L’archevêque eut un hochement de
tête qui pouvait être interprété comme une affirmation ; mais aussitôt il
se montra plus docile, et pria son frère de lui préciser ses instructions.

— Envoyez en Avignon, reprit
Enguerrand, deux émissaires, hommes d’Église d’une sûreté absolue, je veux dire
des gens à votre merci. Faites-les se promener à Carpentras, à Châteauneuf, à
Orange, partout où les cardinaux sont éparpillés, et répandre avec autorité,
comme venant de la cour de France, des assurances tout à fait opposées. L’un
annoncera aux cardinaux français que le nouveau roi permettrait le retour ou
Saint-Siège à Rome ; l’autre dira aux Italiens que nous inclinons à
établir la papauté plus près encore de Paris, pour qu’elle soit mieux sous
notre dépendance. Ce qui n’est rien que vérité, après tout, et des deux parts,
puisque le roi est incapable de juger de ces choses, que Valois veut le pape à
Rome et que je le veux en France. Le roi n’a en tête que l’annulation de son
mariage et ne voit pas plus loin. Il l’obtiendra, mais seulement à l’heure que
je le voudrai, et d’un pontife à ma convenance… Pour l’instant donc, retardons
l’élection. Veillez à ce que vos deux envoyés n’aient pas de lien entre
eux ; il serait même souhaitable qu’ils ne se connussent point.
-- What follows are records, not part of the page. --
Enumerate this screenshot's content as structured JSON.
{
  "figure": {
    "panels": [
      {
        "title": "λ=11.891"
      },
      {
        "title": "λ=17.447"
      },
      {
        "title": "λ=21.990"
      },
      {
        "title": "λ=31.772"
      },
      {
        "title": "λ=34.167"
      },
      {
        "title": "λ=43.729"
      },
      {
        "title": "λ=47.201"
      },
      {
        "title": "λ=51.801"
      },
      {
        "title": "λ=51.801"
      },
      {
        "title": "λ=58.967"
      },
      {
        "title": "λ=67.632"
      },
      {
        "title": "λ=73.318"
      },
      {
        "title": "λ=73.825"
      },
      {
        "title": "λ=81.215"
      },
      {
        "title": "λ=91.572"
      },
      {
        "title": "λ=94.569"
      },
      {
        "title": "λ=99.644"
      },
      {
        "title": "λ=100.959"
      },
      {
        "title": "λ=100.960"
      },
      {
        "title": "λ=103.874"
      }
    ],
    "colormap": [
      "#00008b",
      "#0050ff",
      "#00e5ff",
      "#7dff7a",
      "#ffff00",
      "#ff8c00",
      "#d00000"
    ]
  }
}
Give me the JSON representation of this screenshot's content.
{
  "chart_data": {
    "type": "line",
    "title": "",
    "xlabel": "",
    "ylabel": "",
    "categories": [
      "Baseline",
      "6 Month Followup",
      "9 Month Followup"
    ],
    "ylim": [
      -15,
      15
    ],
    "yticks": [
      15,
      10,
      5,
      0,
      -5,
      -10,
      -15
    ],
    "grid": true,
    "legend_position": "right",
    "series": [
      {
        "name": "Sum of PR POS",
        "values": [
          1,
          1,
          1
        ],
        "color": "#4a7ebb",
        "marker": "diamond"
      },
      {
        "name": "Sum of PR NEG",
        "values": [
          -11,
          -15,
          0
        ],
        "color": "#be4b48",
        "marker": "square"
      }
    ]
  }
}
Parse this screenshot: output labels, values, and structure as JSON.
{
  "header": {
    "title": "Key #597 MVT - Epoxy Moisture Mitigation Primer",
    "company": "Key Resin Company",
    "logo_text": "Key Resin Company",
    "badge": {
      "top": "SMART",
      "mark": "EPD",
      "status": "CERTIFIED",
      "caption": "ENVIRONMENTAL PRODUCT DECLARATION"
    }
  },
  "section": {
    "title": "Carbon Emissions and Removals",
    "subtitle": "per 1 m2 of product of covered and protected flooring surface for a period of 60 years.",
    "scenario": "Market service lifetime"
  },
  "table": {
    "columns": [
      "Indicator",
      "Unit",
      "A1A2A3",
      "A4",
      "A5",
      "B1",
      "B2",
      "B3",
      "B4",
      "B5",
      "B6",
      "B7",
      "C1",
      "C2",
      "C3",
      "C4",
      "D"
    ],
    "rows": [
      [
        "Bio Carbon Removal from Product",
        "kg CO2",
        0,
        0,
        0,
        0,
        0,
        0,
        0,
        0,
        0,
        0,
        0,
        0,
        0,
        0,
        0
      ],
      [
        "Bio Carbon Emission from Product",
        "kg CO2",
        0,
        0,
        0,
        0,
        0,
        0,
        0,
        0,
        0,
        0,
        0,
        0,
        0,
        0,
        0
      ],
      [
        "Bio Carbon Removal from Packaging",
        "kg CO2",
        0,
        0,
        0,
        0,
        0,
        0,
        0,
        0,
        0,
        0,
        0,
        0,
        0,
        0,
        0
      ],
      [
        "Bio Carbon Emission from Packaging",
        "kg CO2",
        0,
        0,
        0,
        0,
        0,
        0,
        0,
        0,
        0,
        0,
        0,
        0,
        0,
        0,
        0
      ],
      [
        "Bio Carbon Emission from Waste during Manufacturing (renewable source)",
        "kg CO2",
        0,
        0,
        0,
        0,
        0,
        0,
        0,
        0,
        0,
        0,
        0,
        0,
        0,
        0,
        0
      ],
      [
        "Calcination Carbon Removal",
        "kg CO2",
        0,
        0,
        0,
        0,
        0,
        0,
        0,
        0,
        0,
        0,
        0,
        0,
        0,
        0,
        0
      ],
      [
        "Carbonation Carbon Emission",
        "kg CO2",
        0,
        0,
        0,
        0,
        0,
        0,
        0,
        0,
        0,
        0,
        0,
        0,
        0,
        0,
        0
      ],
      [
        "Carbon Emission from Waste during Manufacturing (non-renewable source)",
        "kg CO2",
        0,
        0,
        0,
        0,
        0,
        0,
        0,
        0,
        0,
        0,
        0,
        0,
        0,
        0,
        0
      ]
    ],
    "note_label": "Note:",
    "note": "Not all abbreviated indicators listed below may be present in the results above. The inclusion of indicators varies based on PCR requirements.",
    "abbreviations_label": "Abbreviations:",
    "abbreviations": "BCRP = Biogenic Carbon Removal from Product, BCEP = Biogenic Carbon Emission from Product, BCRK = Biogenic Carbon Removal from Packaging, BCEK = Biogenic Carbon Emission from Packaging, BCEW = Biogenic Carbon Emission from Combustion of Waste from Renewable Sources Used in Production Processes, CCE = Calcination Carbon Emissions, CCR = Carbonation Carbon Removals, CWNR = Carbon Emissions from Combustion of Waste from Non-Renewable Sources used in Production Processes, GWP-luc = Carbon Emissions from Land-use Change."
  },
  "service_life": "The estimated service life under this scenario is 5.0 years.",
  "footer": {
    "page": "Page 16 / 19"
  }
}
Sur ces paroles, il congédia son
frère pour recevoir son fils Louis, qui attendait dans l’antichambre. Mais
quand le jeune homme fut entré, Marigny resta un moment silencieux. Il pensait
tristement, amèrement : « Jean me trahira dès qu’il y croira trouver
son profit…»

Louis de Marigny était un petit
garçon mince, de belle tournure, et qui s’habillait avec recherche. Il
ressemblait assez, pour les traits de figure, à l’archevêque son oncle.

Fils d’un personnage devant qui le
royaume entier s’inclinait, et de plus filleul du nouveau roi, le jeune Marigny
ne connaissait ni la lutte ni l’effort. S’il faisait montre, certes,
d’admiration et de respect pour son père, il souffrait en secret de l’autorité
brutale de celui-ci et de ses rudes manières qui disaient l’homme parvenu par
l’action. Pour un peu, il aurait reproché à son père de n’être pas assez bien
né.

— Louis, équipez-vous, dit
Enguerrand ; vous partez tout à l’heure pour Londres délivrer une lettre.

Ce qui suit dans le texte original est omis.